- Vurberk Location in Slovenia
- Coordinates: 46°29′11.23″N 15°47′18.38″E﻿ / ﻿46.4864528°N 15.7884389°E
- Country: Slovenia
- Traditional region: Styria
- Statistical region: Drava
- Municipality: Duplek

Area
- • Total: 4.98 km^{2} (1.92 sq mi)
- Elevation: 266.9 m (876 ft)

Population (2020)
- • Total: 463
- • Density: 93.0/km^{2} (241/sq mi)

= Vurberk =

Vurberk (/sl/) is a settlement in the Municipality of Duplek in northeastern Slovenia. It lies on the left bank of the Drava River on the southwestern edge of the Slovene Hills (Slovenske gorice), southeast of Maribor. The area is part of the traditional region of Styria.
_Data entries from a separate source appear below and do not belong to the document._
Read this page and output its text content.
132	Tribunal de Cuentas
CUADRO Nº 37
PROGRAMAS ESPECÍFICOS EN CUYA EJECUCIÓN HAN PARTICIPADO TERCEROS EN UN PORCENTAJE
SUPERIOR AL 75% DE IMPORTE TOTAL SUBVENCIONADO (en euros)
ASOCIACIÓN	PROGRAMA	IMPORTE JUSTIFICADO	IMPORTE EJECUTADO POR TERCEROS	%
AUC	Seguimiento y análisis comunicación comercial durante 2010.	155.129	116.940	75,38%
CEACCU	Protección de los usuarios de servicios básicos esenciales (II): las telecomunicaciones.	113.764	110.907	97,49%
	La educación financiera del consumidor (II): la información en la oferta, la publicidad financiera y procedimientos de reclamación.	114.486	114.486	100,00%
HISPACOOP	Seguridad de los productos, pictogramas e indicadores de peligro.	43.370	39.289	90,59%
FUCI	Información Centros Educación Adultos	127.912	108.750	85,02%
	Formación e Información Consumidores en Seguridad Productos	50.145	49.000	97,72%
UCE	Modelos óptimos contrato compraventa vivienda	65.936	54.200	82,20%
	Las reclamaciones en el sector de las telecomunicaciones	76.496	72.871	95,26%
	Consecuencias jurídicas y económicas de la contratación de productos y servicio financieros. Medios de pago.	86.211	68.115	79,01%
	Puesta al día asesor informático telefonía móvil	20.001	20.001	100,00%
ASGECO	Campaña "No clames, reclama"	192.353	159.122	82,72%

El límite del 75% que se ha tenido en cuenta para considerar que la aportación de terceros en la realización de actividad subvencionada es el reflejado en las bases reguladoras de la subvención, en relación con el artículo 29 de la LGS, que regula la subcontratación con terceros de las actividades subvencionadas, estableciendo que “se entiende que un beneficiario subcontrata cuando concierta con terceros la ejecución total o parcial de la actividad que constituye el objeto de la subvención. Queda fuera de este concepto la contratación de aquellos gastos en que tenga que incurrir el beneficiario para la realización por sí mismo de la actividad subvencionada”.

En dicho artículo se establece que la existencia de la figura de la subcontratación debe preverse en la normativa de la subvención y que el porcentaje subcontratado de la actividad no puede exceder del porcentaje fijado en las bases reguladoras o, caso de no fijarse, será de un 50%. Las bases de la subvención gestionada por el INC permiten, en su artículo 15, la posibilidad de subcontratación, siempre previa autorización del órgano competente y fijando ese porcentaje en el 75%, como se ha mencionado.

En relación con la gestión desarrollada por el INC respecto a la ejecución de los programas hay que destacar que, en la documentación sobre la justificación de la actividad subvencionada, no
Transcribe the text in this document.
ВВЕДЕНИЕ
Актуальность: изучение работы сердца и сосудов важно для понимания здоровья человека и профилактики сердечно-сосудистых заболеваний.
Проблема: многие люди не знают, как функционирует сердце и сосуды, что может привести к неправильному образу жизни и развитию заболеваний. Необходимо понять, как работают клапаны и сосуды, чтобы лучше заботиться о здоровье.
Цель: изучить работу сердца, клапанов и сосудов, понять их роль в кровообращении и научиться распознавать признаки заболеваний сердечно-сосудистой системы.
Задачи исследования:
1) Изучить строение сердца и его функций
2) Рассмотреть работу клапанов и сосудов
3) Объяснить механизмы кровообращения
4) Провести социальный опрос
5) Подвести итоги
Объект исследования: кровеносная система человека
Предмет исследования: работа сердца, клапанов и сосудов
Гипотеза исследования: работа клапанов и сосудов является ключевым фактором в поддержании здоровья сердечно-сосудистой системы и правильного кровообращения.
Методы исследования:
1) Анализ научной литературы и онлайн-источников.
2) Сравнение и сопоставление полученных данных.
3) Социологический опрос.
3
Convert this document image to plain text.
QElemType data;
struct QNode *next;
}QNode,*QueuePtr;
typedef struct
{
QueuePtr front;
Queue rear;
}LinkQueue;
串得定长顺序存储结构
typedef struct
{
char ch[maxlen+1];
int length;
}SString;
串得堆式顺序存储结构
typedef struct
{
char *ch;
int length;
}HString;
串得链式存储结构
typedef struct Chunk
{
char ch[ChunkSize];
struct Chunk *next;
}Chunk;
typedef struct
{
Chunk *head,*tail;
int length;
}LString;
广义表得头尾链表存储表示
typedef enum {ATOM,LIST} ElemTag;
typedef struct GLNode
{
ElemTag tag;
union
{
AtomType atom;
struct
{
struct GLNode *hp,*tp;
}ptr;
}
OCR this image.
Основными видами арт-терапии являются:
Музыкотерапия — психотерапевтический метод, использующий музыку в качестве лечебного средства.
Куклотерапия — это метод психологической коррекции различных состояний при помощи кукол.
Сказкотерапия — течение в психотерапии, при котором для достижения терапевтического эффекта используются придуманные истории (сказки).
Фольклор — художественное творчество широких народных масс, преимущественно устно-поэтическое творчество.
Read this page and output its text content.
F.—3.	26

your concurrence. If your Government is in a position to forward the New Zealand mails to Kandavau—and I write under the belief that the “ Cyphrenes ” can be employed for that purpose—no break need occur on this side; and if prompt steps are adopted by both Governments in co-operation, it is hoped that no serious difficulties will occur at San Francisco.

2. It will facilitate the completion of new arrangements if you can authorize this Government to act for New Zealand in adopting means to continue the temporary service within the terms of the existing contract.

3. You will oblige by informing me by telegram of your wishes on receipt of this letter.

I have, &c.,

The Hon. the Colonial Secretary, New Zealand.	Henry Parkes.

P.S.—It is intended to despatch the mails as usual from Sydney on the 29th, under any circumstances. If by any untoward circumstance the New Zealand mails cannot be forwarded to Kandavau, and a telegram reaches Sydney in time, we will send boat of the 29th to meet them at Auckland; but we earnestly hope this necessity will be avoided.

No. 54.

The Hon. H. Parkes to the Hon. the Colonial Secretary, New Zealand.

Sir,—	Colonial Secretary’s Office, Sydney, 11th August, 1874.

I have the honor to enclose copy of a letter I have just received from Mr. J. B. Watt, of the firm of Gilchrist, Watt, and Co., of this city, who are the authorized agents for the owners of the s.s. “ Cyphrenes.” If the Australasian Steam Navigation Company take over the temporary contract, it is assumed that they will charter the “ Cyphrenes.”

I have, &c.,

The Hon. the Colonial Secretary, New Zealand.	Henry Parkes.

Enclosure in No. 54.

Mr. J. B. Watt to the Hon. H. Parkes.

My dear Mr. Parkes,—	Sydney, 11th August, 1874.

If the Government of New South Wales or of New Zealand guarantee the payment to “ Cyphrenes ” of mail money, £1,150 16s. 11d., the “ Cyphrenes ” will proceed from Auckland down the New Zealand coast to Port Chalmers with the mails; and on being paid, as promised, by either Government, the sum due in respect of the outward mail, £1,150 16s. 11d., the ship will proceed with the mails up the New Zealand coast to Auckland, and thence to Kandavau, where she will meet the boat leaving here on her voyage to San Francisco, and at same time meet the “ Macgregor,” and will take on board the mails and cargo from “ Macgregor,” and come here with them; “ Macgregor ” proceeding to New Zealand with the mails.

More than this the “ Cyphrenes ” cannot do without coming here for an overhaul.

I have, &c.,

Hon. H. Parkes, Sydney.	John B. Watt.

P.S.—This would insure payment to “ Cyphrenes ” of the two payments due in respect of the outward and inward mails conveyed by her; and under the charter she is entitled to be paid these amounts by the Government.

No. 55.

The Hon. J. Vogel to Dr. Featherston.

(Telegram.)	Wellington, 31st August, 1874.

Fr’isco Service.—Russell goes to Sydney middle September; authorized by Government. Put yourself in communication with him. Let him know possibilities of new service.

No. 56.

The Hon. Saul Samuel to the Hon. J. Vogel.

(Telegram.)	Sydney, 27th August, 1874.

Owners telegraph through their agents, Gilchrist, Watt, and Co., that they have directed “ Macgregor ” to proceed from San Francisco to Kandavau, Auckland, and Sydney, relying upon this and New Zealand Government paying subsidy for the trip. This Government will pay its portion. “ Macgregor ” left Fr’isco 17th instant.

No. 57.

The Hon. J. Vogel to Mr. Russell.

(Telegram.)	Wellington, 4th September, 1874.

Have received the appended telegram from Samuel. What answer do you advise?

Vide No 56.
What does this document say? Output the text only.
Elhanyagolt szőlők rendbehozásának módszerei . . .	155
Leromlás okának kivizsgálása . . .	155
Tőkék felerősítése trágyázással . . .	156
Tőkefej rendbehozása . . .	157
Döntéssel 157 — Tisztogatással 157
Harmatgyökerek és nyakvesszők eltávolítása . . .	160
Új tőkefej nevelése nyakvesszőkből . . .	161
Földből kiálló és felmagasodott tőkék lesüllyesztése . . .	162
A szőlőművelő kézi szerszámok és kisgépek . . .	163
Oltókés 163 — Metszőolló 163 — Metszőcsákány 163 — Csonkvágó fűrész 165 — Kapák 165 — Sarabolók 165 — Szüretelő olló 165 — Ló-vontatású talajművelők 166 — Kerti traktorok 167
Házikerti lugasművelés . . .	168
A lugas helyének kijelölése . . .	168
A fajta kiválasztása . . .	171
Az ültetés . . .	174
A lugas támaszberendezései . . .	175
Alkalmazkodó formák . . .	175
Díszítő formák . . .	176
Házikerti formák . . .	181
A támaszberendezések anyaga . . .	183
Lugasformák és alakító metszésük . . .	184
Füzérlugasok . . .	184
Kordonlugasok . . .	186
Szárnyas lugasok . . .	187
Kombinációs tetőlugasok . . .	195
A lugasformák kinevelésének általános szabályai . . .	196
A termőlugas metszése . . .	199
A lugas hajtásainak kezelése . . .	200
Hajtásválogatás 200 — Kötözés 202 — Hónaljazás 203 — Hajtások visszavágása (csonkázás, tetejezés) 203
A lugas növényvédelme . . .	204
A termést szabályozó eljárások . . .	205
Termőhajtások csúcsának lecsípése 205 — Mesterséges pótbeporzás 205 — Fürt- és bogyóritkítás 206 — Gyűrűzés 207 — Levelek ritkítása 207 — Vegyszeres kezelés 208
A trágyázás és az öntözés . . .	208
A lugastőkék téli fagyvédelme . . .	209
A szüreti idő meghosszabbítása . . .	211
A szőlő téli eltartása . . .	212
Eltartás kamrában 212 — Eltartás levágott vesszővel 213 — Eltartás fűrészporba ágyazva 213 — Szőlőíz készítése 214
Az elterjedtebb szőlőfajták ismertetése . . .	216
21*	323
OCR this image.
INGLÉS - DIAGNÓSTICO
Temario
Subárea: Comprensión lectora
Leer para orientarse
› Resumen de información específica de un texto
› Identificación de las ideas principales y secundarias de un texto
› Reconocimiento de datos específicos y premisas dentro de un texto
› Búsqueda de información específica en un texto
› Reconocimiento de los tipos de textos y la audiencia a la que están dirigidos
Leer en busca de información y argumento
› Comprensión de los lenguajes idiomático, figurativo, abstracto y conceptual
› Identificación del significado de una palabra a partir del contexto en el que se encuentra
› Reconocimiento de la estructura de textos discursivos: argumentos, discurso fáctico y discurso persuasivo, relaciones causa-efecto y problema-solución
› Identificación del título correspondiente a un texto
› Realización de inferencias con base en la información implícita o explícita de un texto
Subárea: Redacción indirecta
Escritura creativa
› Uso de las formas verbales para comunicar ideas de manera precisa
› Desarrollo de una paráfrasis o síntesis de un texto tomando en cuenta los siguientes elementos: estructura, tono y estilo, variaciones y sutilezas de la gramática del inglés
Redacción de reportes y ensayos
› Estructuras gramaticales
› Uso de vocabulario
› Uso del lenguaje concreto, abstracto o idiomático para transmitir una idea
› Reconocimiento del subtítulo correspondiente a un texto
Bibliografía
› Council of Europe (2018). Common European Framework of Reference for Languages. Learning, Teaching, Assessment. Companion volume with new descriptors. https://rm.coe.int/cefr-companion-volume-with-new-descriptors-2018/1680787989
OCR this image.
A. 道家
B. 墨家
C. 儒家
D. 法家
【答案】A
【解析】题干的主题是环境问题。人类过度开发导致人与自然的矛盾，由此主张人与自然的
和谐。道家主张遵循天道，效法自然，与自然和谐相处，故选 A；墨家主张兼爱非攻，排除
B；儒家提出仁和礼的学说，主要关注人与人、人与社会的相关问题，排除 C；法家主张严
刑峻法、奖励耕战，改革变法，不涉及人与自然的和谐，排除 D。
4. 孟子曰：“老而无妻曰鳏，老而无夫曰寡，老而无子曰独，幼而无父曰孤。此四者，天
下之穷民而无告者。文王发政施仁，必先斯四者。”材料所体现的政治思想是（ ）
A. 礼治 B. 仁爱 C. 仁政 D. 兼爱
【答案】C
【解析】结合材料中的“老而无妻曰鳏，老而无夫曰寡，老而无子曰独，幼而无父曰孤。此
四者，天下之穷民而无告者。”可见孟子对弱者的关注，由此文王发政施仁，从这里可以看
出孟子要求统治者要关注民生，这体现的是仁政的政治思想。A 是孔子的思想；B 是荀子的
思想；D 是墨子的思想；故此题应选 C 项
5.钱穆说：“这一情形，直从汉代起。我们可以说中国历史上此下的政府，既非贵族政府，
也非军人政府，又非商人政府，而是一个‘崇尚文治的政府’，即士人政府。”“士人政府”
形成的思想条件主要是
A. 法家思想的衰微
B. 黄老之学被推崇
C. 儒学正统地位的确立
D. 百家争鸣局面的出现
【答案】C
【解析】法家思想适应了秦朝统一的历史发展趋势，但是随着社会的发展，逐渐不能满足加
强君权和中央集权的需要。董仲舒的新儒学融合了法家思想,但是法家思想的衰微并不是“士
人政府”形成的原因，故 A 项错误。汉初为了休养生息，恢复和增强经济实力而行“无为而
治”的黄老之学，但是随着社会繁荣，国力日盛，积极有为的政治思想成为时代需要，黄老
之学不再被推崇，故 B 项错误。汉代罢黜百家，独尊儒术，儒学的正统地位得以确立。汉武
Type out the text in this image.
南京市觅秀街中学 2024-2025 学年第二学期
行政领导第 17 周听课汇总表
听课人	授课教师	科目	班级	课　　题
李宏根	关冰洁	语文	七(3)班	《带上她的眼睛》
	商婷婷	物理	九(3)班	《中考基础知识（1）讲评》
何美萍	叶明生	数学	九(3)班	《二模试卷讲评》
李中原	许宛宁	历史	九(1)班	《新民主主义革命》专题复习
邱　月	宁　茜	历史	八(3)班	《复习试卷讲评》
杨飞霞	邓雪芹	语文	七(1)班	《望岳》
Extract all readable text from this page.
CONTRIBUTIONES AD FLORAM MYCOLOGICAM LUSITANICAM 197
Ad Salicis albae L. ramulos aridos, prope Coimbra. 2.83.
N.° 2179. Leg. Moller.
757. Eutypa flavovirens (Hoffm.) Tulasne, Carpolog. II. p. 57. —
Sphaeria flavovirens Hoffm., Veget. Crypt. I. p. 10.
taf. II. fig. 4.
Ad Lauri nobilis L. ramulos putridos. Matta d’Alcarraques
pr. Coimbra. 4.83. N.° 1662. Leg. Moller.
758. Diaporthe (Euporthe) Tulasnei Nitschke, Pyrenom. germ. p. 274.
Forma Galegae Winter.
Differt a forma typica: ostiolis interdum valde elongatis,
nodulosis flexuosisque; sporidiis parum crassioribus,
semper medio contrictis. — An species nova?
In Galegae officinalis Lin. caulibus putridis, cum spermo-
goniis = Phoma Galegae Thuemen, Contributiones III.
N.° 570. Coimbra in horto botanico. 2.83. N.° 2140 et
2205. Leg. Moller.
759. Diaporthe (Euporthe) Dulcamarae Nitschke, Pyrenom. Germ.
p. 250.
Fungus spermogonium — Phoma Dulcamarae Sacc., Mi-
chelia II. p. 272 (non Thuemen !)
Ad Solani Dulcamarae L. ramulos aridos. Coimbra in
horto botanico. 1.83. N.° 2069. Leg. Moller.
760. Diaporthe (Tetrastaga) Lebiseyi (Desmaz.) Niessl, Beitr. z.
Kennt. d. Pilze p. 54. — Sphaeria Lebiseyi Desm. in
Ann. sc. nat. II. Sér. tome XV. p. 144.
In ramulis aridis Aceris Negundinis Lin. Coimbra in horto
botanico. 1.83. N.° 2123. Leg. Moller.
The municipality is now included in the Drava Statistical Region.

==Name==
The name of the settlement was changed from Vumpah to Vurberk in 1982. The Slovene name Vumpah is derived from German Wurmbach and was first attested as such in 1496. The Slovene name Vurberk originally referred to the castle above the village and is derived from German Wurmberg. Vurberk Castle, destroyed in 1945, was first mentioned in 1244 as Wuermwerg.

==Church==
The local parish church, built on a hill east of the village, next to a small castle, is dedicated to the Assumption of Mary and belongs to the Roman Catholic Archdiocese of Maribor. It is a Baroque building from 1776.